The Interim Rule carried over the existing exclusion from the lending limits rule for loans to GAAP-consolidated subsidiaries but did not exclude from the coverage of part 32 loans made to non-consolidated subsidiaries. Therefore, loans to non-consolidated subsidiaries of Federal savings associations were made subject to the lending limits in part 32, but no corresponding change was made to the limits set forth in part 159. As a result, the interim final rule subjected loans to non-consolidated subsidiaries of Federal savings associations to the lending limits set forth in both parts 32 and 159, which differ. The Rule corrects this overlap by replacing the lending limits set forth in 12 CFR § 159.5(b) with a cross-reference to part 32; by removing, as unnecessary, the reference to “loans” within 12 CFR § 159.5(c); and by making a conforming change to 12 CFR § 159.3(k)(2). This amendment also removes the provision in 12 CFR § 159.5(b)(2) that provides that the OCC may limit the amount of loans to GAAP-consolidated subsidiaries where safety and soundness considerations warrant such action.

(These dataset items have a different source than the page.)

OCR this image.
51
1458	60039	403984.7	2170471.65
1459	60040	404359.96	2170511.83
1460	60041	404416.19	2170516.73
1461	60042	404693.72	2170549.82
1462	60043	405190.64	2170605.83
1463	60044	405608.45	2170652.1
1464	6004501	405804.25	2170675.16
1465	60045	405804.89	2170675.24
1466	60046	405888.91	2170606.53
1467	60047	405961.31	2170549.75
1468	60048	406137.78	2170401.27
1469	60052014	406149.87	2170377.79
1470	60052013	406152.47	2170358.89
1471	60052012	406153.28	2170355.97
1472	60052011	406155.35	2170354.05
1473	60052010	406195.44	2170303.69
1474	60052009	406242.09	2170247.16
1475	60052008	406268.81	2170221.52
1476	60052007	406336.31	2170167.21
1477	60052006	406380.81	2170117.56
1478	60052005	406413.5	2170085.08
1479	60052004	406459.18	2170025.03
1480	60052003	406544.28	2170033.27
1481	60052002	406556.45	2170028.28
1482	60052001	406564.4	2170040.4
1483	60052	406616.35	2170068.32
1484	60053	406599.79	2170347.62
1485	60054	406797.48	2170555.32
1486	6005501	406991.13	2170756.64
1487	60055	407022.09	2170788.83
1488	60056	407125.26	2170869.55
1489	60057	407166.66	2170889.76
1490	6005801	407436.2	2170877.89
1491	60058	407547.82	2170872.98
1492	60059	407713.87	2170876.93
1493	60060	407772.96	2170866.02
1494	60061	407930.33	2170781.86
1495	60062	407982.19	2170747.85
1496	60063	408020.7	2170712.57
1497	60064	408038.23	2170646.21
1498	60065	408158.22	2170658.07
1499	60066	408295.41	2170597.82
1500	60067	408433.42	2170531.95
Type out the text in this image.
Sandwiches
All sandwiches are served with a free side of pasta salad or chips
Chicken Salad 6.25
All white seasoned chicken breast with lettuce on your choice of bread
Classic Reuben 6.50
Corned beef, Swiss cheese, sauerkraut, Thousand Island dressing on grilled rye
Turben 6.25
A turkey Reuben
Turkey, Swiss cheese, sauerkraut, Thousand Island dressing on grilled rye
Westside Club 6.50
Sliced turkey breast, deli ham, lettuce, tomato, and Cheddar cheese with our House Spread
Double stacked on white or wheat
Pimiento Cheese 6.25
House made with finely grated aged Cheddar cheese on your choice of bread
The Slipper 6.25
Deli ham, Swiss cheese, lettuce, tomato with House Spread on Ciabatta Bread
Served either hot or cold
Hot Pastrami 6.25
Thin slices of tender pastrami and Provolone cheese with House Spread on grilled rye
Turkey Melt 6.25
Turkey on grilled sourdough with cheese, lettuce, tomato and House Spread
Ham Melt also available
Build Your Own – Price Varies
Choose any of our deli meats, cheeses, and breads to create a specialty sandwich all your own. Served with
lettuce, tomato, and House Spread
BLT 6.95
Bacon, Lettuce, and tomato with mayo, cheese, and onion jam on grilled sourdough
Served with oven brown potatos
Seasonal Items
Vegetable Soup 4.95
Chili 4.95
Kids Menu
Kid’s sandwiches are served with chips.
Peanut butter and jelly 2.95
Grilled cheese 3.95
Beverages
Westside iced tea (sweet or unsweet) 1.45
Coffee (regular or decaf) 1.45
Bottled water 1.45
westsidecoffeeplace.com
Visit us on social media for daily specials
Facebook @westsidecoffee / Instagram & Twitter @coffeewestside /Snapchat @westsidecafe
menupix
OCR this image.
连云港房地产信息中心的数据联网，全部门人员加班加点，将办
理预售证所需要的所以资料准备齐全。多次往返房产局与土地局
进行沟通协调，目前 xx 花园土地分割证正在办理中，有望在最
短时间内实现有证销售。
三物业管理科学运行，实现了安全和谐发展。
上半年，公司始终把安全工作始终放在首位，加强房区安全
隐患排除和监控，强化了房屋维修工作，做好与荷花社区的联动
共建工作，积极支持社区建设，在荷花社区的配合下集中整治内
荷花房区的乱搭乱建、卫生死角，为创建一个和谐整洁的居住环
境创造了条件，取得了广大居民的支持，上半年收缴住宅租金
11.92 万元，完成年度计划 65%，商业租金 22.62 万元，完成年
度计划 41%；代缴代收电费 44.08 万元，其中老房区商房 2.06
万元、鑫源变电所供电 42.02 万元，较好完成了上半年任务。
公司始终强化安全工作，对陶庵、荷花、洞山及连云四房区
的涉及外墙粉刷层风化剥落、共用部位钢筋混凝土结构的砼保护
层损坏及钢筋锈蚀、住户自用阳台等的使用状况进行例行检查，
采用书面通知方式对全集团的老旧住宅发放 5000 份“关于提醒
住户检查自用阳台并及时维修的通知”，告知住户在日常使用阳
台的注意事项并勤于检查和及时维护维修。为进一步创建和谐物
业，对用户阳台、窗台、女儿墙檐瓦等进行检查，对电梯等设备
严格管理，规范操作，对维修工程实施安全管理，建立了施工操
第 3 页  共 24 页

National banks have traditionally enjoyed protection from criticism if an existing extension of credit is rendered nonconforming due to a reduction in the bank’s capital position. The Rule continues this protection and now includes credit exposure that increases after execution of the transaction where the institution is using the Model Method or the Current Exposure Method to measure credit exposure. It is not necessary to include the Conversion Factor Matrix method for derivative transactions or the Basic Method for securities financing transactions in 12 CFR § 32.6(a)(3) because the measured credit exposure of a transaction for lending limits purposes remains fixed under these methods. If an extension of credit becomes non-conforming, the bank or savings association must use reasonable efforts to bring the credit into a conforming status unless to do so would be inconsistent with safe and sound banking practices. [12 CFR § 32.6(a)(3)]
Institutions are expected to be in compliance with the new Rule by October 1, 2013.